Wednesday, August 14, 2013

How to Be Happy -- Part Deux


I hope there are some of you with smiles on your faces who didn’t have them last week. :) Here are a few more tips:

• Eat healthy foods. I’m not a low carb person. I like carbs. I need carbs. The key is moderation. Eat chocolate – just not the whole bag. Eat a steak – just not every night. Eat bread – just not the whole loaf. Eat close to the earth (I mean the food is unprocessed; not that you’re lying on the floor). :)

• Take up a hobby. Try something new. Learn something different. I have pretty much worn my family out with all of the stuff I’ve tried. I’m off the Bikram Yoga and on to Tai Chi now.
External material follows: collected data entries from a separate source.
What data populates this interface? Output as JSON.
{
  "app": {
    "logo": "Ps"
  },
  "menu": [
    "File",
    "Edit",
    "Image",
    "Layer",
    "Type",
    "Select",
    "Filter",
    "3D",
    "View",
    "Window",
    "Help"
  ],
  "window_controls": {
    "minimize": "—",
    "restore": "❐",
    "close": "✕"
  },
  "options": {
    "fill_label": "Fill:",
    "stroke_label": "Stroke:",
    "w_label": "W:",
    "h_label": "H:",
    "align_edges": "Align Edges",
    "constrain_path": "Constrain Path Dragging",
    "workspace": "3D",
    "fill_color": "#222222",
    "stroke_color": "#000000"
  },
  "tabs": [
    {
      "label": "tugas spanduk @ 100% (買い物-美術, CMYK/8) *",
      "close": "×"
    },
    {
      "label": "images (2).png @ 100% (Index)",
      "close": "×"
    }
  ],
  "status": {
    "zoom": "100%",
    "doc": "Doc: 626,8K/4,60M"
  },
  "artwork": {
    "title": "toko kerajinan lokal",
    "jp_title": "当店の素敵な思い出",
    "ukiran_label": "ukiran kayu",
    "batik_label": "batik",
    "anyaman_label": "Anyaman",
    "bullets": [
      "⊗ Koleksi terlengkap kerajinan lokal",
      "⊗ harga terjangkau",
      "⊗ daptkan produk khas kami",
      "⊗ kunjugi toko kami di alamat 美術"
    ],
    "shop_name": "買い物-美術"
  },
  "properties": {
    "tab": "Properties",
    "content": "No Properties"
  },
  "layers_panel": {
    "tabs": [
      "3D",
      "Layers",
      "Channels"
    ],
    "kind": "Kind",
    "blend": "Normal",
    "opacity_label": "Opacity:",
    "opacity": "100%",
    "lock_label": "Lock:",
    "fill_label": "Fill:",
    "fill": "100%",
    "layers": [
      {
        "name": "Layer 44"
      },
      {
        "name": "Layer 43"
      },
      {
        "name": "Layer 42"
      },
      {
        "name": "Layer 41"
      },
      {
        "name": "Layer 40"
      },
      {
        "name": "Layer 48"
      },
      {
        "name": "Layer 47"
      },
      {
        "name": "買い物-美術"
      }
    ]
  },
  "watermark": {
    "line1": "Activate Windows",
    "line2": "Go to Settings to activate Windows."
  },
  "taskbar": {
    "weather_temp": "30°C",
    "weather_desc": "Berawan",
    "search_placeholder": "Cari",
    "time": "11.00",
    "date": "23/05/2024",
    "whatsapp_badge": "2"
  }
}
• It’s okay to be sad. Allow yourself to go through the stages of grieving (see http://psychcentral.com/lib/the-5-stages-of-loss-and-grief/000617). If you don’t let yourself be sad, your grief will spill over when you least expect it and you’ll find yourself bawling uncontrollably if you step on an ant. And don’t mistake the normal sadness of life for depression. Everyone needs to be sad once in awhile.

• Go outside of yourself. Quit thinking about how you feel; think about helping someone else. Volunteer somewhere. And remember that when someone is mean to you, they are probably having a bad day. It most likely has nothing at all to do with you. They are not trying to hurt you or give you some sort of message by their behavior. You are not a bad person because the cashier snapped at you. It’s her problem, not yours.

• Be present in the moment. Be here. Be now. Feel the chair on your skin. Feel the air blowing on your face. Feel the mouse under your hand. Smell the plastic smells of your computer. Leave the past in the past. Welcome the future and let it unfold in its beauty without your worry hastening its blossoming prematurely.

• Just as you have to give yourself the okay to be sad, you must give yourself permission to be happy. I blame it on soap operas. No one is ever allowed to be happy on those shows. As soon as something good happens to one of the characters, something awful happens. Life isn’t necessarily like that. If you allow yourself to relish in your joy, something horrible is not going to happen. Again, live in the moment. Don’t borrow sadness from tomorrow.

• Listen to music. Let it wash over you and immerse you in its healing power. Try different genres and see what brings a smile to your face. I’m listening to Reign of Kindo as I’m writing this (http://grooveshark.com/#!/search?q=reign+of+kindo), and I’m smiling from the inside out.

• Forgive. Let go. You’re only hurting yourself by holding a grudge. You are letting the people who hurt you continue to hurt you. And forgive yourself. Nobody is perfect.

• Don’t compare yourself to others. There will always be people better than you and people worse than you. Just be you. Be the best you that you can be. Compare yourself to yourself and grow from there.

• Change your routine. There is safety in sameness, but there is joy in variety.

Now go. Be happy. Embrace yourself. You are loved.